1 février 2012 - 2 réactions
Que s'est-il passé pour que vous fassiez escale à Douarnenez?
Lors d'un contrôle de routine en mer, au large de la pointe du Raz, dimanche soir, nous avons constaté sur le log book, le journal de pêche électronique du palangrier espagnol Breogan Uno, que sur l'une des journées de pêche, il était enregistré «zéro merlu». Nous avions besoin de vérifier en cales pour voir si les quantités correspondaient. Le bateau était en fin de marée, les cales étaient pleines. L'évaluation était donc impossible à faire en mer, cela aurait mis en péril la stabilité du navire. Nous avons alors demandé au patron de se dérouter sur le port le plus proche, en l'occurrence Douarnenez, pour pouvoir débarquer et peser la pêche.
Et le navire espagnol a accepté de vous suivre?

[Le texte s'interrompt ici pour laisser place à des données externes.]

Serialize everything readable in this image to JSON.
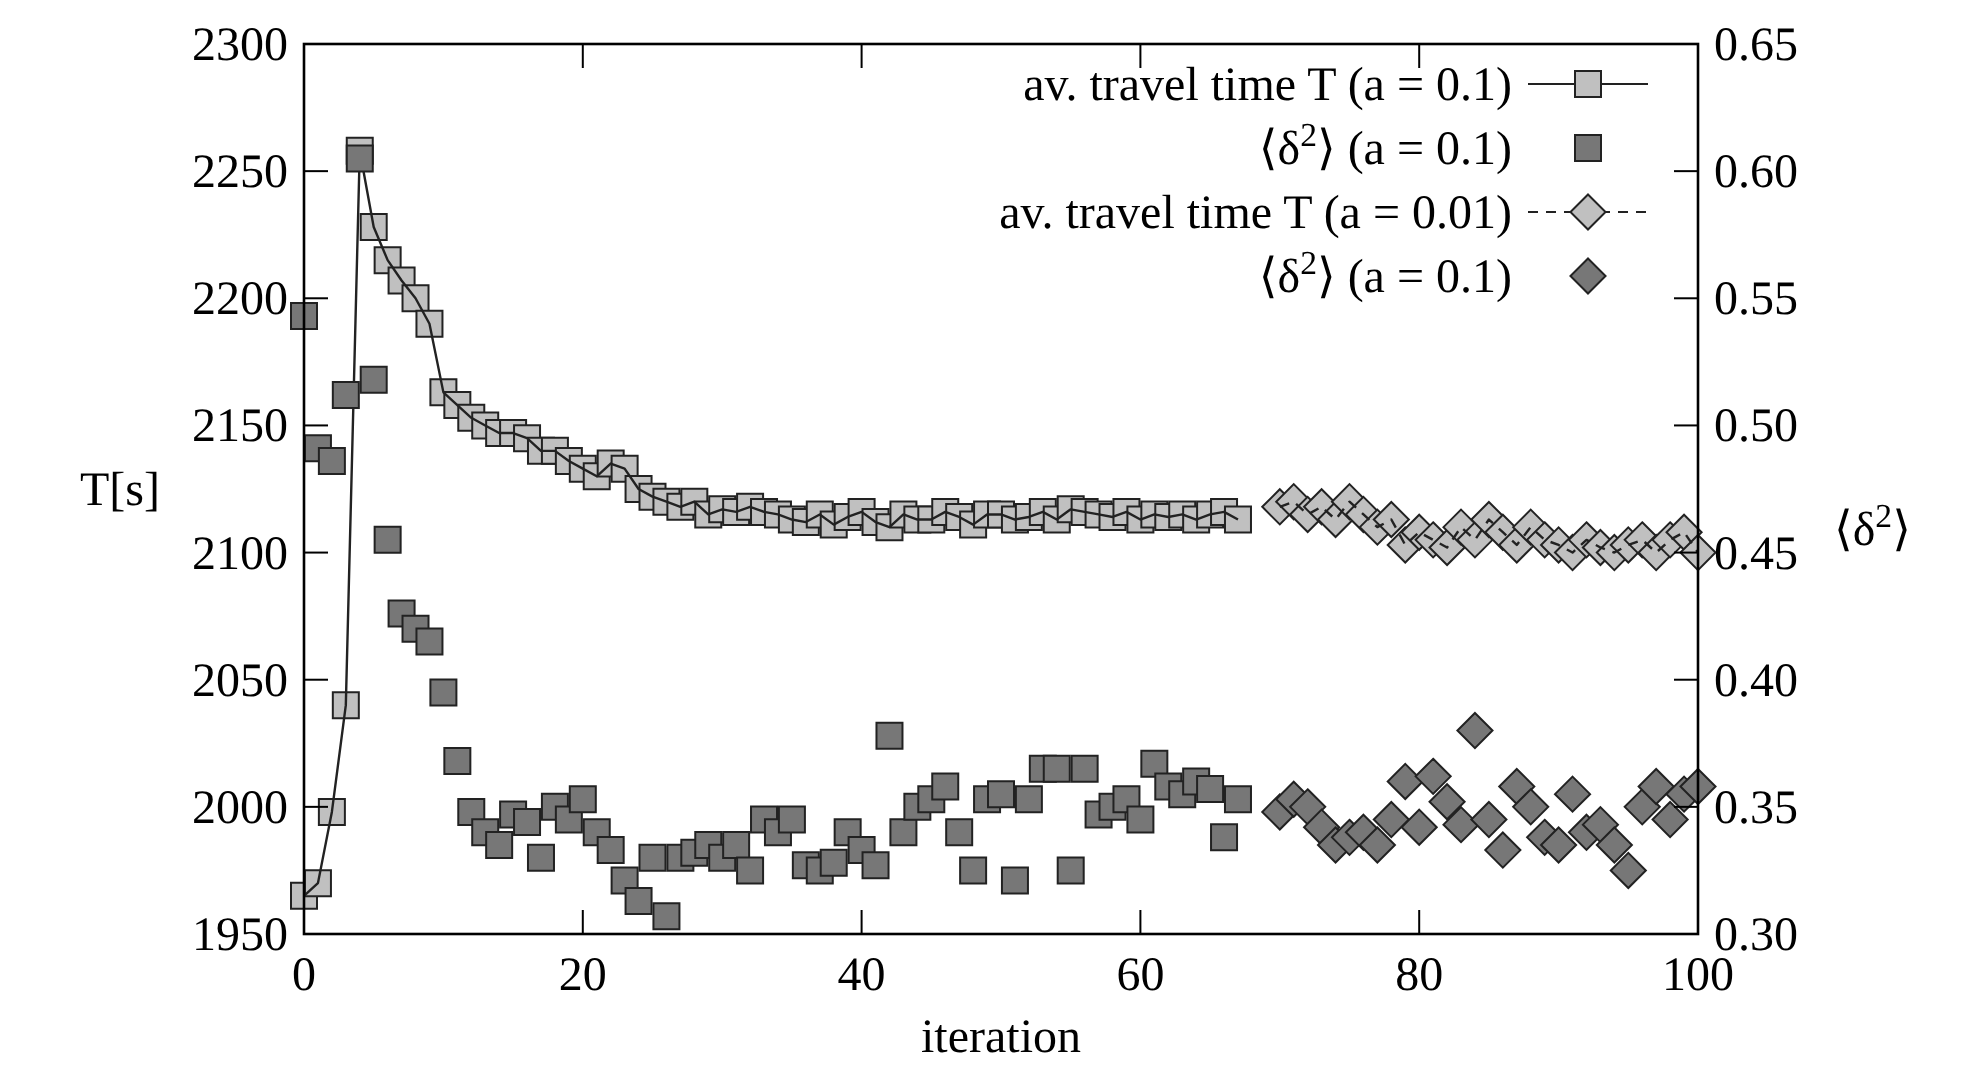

Il lui restait encore une journée de pêche à faire avant de rentrer en Espagne. Le patron n'a donc pas répondu favorablement à notre proposition. C'est donc l'État français qui lui en a donné l'ordre, via notre autorité. Cela s'est passé dimanche en milieu de journée. Le temps des formalités et de rallier Douarnenez, nous sommes arrivés lundi à 14h, avec l'une de nos équipes à bord du palangrier dont les cales avaient été plombées.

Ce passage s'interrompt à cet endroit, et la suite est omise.